During the Prohibition era, a potentially revolutionary piece of legislation known as the Equal Rights Amendment (ERA) was drafted to rectify this constitutional shortcoming. The amendment stated that civil rights could not be denied based on gender. The legislative act ultimately failed in the 1980s by a landslide when three states refused to ratify it. This event marked a major turning point in the women’s rights movement, and according to Lopez’s film, a negative one.
“Ratifying the ERA would put American women’s civil and human rights on a solid immovable foundation, impervious to the winds of political change,” Lopez explains in her director’s statement. “Equal Means Equal makes the strong argument that full legal equality for women is a solution that has the potential to truly
transform the United States and the world.”
Following the ERA’s defeat, generations of women have arguably been failed and excluded by America’s legal system and “half measures,” such as the Equal Protection Clause of the 14th Amendment, Title IX, Title VII, the Equal Pay Act, and the Pregnancy Discrimination Act.
The ringleaders and central villains of the discriminatory legislative, according to the documentary, are unfair Supreme Court justices whose rulings are supported by “legal loopholes.” Lopez also specifically blames the late Supreme Court Justice, Antonin Scalia, who argued that the equal protection clause of the 14th Amendment to the U.S. Constitution does not protect against discrimination on the basis of gender or sexual orientation.
Supporting the documentary’s claims are actual cases of women who have fallen victim to a law system riddled with loopholes, especially in regard to gender equality. One case cited was pregnant supermarket employee Reyna Garcia, whose boss forced her to lift seventy-pound boxes. The physical stress exerted resulted in a premature birth and the tragic loss of Garcia’s baby.

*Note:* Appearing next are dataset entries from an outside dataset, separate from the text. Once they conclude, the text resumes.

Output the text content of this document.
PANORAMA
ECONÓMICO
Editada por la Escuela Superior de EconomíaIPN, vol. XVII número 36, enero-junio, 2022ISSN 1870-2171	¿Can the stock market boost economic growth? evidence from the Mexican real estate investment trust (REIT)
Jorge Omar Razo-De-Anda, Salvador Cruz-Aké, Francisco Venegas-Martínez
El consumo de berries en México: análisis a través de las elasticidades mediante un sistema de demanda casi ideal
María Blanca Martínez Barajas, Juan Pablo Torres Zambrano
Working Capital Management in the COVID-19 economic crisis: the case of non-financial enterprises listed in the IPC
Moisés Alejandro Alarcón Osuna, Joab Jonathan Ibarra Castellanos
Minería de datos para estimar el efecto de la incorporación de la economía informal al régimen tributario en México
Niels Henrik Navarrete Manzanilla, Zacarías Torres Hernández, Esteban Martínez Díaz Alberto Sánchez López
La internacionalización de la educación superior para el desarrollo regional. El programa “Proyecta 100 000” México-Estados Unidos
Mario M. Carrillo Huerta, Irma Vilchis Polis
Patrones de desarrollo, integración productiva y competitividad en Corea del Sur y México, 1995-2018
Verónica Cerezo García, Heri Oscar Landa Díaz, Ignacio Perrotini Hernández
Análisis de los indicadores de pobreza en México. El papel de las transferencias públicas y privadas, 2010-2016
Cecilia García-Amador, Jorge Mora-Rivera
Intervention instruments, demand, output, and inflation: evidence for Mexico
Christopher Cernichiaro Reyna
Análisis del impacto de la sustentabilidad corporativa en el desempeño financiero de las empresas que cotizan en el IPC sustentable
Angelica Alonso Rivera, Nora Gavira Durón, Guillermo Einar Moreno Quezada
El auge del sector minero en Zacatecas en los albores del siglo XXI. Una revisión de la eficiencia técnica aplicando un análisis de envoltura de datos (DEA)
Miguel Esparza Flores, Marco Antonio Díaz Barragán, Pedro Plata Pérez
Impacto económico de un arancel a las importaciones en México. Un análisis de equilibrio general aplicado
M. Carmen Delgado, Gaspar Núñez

Another case included rape victim Leesha Gooseberry, who shot her rapist and kidnapper (a 39-year-old drug dealer) in self-defense. Gooseberry served 26 years until the USC Post Conviction Justice Project came to her rescue and successfully campaigned for her release as a victim of domestic violence.
The documentary, while highly controversial, has earned many positive reviews. Publications such as Vogue and The New York Times commend the film for opening important conversations regarding women’s places in society and in our legal system, whether or not they are being adequately represented, and reform methods to change these policies for the benefit of all genders.